Yazan: Yahya Kemal Beyatlı
AKBIL YOK İSTANBUL CART Dolumu yok
AKBIL - AKBIL - AKBIL - YOK..
1-Akbil yok dedik ve hayal kırıklığı
2. ben yok desem de yine Soracan
3- Ben simdi nerde dolduracam
4- ben şimdi ne yapcam
5- Nerde dolduruyorlar
6- Sanki sizde vardı
7- Nive akbil almiyorsunuz
8- Halbuki burdaa iyi satarsınız
9- Peki o zaman şu parayı bozar mısın
10- Peki karşıya nasıl geçecem
11- şuraya hangi otobüs gider
12- burası nasıl bir yer?
13- Tamam Tamam o zaman akbil Yok desem kızarmisınız
14- Hadi o zaman köyümüze gidelim
Önemli NOT: AKBIL YOk YOK
Resimde bir marketin camına yapıştırılmış bir kağıt parçası görünüyor. Bu kağıt parçası, İstanbul'da kullanılan "akbil" kartlarının marketten tükendiğini ve müşterilerin "akbil" bulmak için uğraşmalarını komik bir dille eleştiriyor. "Akbil Yok" başlığı ile başlayan metin, akbil arayan kişilerin sürekli olarak akbil sorup, sorup durduklarını, hatta "akbil alıyor musunuz?" diye sorup, sonra da "burada iyi sanıyordum" dediklerini hicivli bir dille anlatıyor. Metin, akbil olmaması durumunda müşterilerin diğer seçenekleri keşfetmelerini ve sabırla beklemelerini önererek, akbil buluncaya kadar müşteri ilişkilerinin nasıl devam edebileceğini eğlenceli bir şekilde vurguluyor. **Açıklama:** Bu mesaj, İstanbul'da toplu taşıma için kullanılan "akbil" kartlarının sık sık tükenmesi ve bu durumun yol açtığı sıkıntıların bir hicivli yorumunu içeriyor.
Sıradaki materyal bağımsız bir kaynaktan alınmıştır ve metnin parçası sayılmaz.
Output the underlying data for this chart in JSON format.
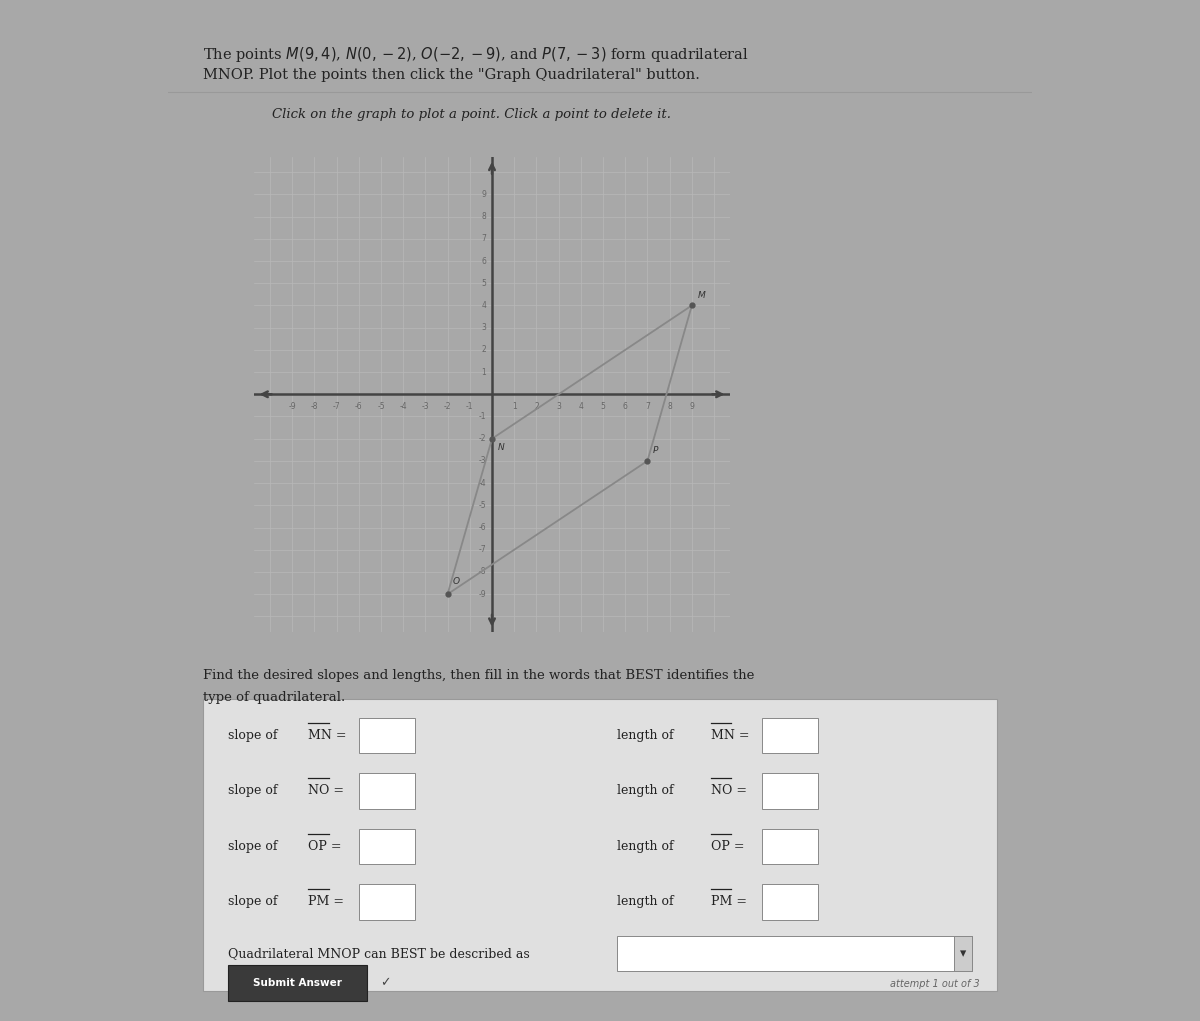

Akbil yok; tamam, şimdi gidip parasıyla yol almanın tadını çıkaralım!
Parayı bozduracak biri çıksın artık, yoksa ben de kaybolacağım!
Tamam, akbil yok ama yürümek için de ekstra spor salonuna mı abone olalım?
Akbil yok diyoruz, kapıyı açıp sıkışmış cebimdeki paraya ‘Nasılsın?’ diyoruz!